PIKAMAB, based in Menlo Park, CA, believes that it can make monoclonal antibodies more effective by grouping patients together based on their genotype and offering a customized antibody
There are 200+ monoclonal antibody therapies in clinical trials.
Although this may seem like a 'quick' success story for personalized medicine, monoclonal antibody research for cancer treatment has a 3-decade backstory.
PIKAMAB is hoping specializing MA therapy by genotype will help combat a central problem: some patients respond VERY well to the treatments while some experience no benefits.

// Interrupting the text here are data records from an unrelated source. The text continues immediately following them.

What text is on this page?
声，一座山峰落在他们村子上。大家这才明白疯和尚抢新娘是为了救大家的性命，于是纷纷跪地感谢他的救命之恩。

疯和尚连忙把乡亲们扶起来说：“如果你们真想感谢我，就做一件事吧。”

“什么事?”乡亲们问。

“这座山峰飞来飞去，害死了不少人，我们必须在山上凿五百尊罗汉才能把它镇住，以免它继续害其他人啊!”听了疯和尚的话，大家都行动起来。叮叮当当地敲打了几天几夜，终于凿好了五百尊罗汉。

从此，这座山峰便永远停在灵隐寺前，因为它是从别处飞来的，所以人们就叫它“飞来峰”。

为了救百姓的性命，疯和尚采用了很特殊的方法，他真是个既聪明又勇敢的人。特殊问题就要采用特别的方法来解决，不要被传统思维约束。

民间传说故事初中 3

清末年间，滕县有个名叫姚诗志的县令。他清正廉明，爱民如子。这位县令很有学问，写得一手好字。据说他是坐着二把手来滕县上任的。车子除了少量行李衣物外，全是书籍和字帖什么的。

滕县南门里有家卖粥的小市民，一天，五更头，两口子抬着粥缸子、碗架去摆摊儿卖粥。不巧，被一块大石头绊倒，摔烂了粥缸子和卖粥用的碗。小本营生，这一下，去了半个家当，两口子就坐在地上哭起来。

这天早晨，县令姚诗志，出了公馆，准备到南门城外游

What do we hope to gain targeting MA therapies by genotype? Think of current monoclonal antibodies, which target certain types of molecules, as anti-aircraft guns - broader spectrum weapons that can be trained at identifiable enemy aircraft flying over.
But what happens if the enemy has a new ally flying a different kind of craft? Do you fire if the plane looks like it may be a friendly, or can't be positively ID'd as an enemy?
Genetic variations in protein receptors prevent immune cells from binding to Y-shaped molecules on Type B antibodies in some folks (who get no joy from current MA therapies for cancer and autoimmune diseases).
Researchers hope further specializing MA therapies based on one of 9 genotypes will turn those broader spectrum anti-aircraft gun-type approaches into the slightly more targeted personalized medicine equivalent of cruise missiles.
We're still not at the level of n=1 individual personalized medicine with MA genotyped therapies, but they would ideally provide a more 'stratified' approach - cruise missiles come in different classes based on factors like size, speed, payload, etc.
PIKAMAB research is looking at modifying the payloads of MA therapies slightly to see if we can provide a more guided approach to the genomic war on disease.